Weekend with the Masters

It’s going on two months since my trip to Colorado Springs for the American Artist’s Weekend with the Masters.  This four-day event featured some of the nation’s noted authorities on painting and drawing.   One is always asked, was it worth it, or some such question that brings on the standard response.  Yea, loved it—would do it again in a heartbeat—worth every penny.

Now that the experience has had time to percolate, I’m left with a different response that I needed to

 Photo: David Leffel and Jeremy Lipking's demonstration

put into words for myself, as much as, for others wanting to spend big bucks (travel, car rental, lodging, food, and tuition). 
First I have to say that when I registered, all workshops were closed.  My only options were lectures and demos.  Not a problem, since I didn’t cherish packing all the materials needed to actually paint with and then have them shipped ahead of time.  In addition, I’d rather listen and watch with my full attention given to the speaker and then go back to my studio to practice what I learned.


Not actually participating in a workshop experience changed the dynamics of the experience greatly and here is where I have to ask, was it worth it?  To answer that question, I had to ask myself what were my goals for going in the first place? It’s only when expectations aren’t met that one feels they didn’t get their monies worth.

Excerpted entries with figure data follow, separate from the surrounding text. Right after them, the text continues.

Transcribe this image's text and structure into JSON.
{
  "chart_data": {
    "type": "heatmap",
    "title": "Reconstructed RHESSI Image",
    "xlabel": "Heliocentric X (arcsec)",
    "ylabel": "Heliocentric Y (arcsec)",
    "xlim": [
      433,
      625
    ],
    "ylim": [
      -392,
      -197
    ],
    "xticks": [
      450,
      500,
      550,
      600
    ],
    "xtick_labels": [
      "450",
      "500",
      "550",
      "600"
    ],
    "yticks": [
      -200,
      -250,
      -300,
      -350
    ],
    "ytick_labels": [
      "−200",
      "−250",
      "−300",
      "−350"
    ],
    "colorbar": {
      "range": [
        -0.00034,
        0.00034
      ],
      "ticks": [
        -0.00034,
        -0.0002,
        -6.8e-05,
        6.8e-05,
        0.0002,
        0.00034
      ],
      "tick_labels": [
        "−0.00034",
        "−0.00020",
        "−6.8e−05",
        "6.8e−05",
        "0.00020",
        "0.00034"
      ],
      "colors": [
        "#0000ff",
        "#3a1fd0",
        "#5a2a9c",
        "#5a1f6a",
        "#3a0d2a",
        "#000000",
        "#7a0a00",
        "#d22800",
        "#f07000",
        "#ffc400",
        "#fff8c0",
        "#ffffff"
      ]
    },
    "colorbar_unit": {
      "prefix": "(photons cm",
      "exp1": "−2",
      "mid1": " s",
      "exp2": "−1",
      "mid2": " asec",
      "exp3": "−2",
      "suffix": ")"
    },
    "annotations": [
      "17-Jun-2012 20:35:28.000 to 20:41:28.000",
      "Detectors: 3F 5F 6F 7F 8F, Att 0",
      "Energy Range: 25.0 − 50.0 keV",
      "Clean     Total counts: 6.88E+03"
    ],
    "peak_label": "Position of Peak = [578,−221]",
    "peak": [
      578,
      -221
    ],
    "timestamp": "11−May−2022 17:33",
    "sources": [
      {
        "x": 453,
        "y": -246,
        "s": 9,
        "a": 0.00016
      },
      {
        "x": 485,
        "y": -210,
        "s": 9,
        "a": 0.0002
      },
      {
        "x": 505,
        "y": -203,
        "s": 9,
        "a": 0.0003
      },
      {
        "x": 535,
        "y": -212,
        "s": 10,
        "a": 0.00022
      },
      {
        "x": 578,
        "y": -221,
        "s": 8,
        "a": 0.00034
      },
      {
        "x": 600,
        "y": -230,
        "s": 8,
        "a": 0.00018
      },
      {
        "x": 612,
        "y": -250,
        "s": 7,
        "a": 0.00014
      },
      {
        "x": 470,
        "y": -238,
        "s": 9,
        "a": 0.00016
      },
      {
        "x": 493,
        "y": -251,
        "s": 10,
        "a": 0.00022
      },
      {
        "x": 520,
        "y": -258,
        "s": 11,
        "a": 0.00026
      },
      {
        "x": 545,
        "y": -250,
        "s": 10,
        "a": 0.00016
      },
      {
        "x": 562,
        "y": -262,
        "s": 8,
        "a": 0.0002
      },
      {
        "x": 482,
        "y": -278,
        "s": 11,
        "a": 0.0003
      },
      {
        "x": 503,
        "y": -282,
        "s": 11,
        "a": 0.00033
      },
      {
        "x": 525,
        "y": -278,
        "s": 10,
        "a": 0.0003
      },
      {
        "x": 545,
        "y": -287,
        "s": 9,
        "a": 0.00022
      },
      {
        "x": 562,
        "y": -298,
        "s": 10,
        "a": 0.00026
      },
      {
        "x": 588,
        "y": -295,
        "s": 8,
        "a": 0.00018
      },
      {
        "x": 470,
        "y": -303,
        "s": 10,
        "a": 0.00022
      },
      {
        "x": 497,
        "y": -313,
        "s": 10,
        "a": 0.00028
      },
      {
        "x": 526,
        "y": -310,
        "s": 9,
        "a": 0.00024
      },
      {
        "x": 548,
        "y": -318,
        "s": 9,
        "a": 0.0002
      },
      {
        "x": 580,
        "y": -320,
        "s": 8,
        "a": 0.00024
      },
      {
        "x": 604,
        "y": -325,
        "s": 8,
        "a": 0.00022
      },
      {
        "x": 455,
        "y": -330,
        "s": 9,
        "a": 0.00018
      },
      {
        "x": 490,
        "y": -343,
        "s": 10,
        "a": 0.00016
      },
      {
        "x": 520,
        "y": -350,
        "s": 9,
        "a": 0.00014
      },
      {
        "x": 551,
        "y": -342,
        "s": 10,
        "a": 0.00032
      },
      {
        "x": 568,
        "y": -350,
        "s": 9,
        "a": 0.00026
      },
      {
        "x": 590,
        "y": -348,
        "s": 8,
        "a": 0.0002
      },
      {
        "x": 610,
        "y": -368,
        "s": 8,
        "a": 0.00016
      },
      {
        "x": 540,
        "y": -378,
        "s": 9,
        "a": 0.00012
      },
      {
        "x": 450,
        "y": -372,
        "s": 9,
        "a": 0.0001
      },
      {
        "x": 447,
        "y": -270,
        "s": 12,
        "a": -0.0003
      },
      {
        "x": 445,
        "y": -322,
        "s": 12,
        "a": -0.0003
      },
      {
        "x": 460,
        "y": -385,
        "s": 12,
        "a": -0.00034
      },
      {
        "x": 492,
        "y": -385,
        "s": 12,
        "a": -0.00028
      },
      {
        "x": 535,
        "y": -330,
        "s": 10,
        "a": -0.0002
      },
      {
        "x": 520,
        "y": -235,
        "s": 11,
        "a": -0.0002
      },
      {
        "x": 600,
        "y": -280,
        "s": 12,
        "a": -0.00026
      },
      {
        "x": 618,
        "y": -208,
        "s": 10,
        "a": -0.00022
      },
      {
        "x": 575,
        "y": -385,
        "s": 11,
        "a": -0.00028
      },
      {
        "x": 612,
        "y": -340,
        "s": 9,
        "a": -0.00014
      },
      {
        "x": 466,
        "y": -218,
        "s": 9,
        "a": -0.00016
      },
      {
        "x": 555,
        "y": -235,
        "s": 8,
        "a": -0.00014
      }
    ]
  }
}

First, I  wanted to meet some of my idols of the easel.  Goal one accomplished!  My second goal was to watch them teach.  Here you have to understand my background.  I’ve been a teacher for thirty-five years and a painter for even a little longer.  I’ve trained teachers, tutored teachers, and evaluated teachers, as well as, taught kids from kindergarten through college.  Second goal was accomplished and that’s where my real learning took place and made the trip worth every penny I spent.

I find a great joy is watching a master teacher, no matter what  the discipline.  At the Master’s Weekend, there were many.  To put into words a physical act of drawing or painting requires a set of skills that go beyond being an excellent artist.